To our knowledge, this is the first study to investigate the association between sortilin and lipid profile in Egyptian patients with T2DM. In the current study, we found no link between sortilin and lipid profile. Consistently with the present results, Oh et. al., reported insignificant correlation between levels of sortilin and lipid profile [21].

Inconsistently, Ogawa et al. showed that there was a significant association between sortilin levels and LDL-C as well as TC [25]. In addition, it was shown in a preclinical trial that in sortilin-deficient mice, the lipoproteins production from the liver and hypercholesterolemia were decreased [55]. Likewise, mice lacking macrophage sortilin illustrated decreased atherosclerotic plaques due to LDL uptake reduction [56]. Contrary, Demir et al. reported a negative correlation between sortilin levels and TC, LDL-C and TG, while levels of sortilin were positively linked with HDL-C in newly diagnosed T2DM patients suggesting that sortilin may contribute to dyslipidemia in T2DM. Another study showed that hepatic sortilin decreases hepatic apolipoprotein B production while enhancing LDL-C degradation [57].

This study has several limitations: including small sample size, short period of follow-up, and the lack of intention to treat analysis.
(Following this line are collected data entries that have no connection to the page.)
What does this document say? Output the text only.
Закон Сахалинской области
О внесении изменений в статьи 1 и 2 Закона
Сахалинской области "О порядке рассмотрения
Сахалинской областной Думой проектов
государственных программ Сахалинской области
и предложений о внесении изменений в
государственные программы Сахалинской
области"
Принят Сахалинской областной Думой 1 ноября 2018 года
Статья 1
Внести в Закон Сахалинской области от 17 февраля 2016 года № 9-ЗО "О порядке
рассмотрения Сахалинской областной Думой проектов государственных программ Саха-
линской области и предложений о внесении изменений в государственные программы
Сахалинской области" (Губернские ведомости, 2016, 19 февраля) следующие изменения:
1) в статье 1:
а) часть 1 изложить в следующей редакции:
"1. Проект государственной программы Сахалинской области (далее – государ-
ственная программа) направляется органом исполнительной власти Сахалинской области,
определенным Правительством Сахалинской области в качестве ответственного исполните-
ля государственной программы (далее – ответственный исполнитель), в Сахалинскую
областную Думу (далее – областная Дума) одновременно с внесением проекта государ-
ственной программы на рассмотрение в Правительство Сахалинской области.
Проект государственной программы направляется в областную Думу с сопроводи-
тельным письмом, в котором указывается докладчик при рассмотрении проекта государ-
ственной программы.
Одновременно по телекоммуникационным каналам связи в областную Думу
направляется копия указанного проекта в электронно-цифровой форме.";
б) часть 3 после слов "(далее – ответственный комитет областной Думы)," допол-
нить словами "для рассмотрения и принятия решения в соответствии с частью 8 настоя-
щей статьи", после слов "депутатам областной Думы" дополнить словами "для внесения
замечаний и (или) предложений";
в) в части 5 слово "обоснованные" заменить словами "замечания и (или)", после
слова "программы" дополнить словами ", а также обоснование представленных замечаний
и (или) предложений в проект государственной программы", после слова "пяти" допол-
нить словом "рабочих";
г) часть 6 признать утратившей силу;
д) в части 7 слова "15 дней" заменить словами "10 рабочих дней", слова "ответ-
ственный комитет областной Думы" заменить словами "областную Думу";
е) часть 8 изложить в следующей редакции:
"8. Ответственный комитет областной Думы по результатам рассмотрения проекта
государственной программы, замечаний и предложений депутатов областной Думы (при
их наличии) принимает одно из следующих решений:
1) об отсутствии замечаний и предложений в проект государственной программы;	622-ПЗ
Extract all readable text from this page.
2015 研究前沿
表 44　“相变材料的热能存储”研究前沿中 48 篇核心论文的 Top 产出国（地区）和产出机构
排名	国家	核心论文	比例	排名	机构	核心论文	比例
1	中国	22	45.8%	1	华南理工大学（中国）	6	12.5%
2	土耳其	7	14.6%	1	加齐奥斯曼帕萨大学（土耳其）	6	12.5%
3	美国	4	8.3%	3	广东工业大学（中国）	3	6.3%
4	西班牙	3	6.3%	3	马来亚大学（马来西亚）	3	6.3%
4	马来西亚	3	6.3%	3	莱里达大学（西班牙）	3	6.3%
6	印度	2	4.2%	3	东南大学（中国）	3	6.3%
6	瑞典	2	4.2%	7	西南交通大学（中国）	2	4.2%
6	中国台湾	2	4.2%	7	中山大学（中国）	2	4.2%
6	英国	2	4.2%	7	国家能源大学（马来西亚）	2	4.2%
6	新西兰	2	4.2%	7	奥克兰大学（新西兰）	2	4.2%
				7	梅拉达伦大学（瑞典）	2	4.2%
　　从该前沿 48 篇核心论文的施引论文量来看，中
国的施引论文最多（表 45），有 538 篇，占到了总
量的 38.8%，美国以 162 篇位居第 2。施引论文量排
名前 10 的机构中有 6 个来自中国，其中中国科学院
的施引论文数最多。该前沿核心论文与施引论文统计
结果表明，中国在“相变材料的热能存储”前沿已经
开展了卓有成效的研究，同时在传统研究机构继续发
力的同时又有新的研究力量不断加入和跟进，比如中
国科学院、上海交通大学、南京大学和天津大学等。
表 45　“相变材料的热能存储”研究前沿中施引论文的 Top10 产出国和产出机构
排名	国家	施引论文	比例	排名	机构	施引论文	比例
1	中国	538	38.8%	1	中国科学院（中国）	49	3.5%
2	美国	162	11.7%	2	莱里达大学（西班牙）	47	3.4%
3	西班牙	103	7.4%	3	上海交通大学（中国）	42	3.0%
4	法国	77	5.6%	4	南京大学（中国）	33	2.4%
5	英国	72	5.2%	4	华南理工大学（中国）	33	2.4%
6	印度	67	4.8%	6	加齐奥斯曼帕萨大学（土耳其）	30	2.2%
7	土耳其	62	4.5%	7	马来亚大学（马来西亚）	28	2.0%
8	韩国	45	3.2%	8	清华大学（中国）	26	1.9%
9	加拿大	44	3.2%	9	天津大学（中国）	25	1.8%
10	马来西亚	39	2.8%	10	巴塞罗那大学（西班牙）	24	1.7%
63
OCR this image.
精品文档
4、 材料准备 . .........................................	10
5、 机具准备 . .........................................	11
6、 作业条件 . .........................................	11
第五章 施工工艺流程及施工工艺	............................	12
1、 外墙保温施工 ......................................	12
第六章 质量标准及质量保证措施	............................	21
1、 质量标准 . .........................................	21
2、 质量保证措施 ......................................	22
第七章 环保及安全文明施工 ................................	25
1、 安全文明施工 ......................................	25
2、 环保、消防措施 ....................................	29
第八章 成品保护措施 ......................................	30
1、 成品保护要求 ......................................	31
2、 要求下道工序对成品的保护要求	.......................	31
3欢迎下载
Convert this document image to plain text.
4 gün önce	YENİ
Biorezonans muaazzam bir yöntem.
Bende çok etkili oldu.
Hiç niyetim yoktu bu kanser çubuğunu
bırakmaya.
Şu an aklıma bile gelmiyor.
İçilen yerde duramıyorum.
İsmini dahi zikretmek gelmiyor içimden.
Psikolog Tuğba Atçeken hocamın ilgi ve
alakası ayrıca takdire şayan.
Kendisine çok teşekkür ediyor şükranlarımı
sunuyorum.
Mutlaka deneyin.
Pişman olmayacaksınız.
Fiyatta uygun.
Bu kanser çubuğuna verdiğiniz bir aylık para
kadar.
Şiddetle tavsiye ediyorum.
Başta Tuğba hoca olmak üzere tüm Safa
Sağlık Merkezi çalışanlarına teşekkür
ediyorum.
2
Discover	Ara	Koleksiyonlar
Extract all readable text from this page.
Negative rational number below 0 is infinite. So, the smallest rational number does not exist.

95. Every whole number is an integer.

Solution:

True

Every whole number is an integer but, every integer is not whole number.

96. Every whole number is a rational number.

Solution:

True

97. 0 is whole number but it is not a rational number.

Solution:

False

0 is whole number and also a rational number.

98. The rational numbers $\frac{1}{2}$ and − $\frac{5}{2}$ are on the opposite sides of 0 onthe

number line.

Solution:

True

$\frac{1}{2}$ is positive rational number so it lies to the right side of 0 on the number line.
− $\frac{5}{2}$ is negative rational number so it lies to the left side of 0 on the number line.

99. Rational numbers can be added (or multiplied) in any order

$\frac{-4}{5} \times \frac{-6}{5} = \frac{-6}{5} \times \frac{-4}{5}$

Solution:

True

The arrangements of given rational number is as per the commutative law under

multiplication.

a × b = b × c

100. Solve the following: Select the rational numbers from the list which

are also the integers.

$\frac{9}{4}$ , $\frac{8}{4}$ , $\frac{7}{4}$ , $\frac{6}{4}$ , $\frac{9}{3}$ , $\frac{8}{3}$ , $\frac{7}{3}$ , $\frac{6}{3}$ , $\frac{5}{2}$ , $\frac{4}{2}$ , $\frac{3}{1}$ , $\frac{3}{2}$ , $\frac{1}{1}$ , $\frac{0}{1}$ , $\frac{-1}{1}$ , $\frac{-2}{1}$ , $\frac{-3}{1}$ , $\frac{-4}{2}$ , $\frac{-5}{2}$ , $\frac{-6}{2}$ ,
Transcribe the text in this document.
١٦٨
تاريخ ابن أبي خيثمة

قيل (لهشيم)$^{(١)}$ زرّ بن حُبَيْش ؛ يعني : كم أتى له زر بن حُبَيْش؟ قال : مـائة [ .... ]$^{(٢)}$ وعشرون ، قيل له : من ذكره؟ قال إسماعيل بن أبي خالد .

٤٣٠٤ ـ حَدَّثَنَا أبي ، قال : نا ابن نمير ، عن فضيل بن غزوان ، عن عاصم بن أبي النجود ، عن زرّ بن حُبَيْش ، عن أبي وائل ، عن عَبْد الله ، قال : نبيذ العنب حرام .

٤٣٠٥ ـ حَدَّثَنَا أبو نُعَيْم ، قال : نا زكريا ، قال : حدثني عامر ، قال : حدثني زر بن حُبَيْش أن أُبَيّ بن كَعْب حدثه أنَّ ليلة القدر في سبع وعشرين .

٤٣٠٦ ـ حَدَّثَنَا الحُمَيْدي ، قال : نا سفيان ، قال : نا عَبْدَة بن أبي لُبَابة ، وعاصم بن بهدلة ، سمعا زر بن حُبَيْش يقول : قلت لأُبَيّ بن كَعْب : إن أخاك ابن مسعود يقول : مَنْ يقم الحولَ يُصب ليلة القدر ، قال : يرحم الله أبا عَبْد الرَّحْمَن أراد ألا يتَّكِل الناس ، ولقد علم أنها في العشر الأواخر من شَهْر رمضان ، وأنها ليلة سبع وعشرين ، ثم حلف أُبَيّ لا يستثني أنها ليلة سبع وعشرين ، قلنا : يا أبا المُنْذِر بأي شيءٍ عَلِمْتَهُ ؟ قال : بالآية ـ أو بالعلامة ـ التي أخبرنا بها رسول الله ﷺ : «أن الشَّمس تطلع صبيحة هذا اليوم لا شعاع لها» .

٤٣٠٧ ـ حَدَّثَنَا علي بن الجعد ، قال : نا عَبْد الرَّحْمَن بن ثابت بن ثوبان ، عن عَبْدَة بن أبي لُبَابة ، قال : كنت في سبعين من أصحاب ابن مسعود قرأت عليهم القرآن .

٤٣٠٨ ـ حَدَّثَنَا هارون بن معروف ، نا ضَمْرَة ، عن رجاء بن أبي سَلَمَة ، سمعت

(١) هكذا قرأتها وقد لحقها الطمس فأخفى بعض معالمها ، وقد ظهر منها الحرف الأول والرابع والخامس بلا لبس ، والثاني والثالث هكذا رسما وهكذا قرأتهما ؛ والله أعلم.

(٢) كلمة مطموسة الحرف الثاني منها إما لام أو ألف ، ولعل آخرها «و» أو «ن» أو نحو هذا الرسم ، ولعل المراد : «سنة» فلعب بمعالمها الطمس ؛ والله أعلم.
Further large-scale studies are needed, and further extension of this work is warranted.


FAS might be beneficial for reducing Hcy and sortilin levels, improving glycemic control and insulin resistance in T2DM patients. As a result, FAS could have a possible contribution in the primary prevention of cardiovascular events in diabetic patients. Homocysteine and sortilin could be used as therapeutic targets for T2DM treatment and could aid clinicians for identification of cardiovascular risk in diabetic patients.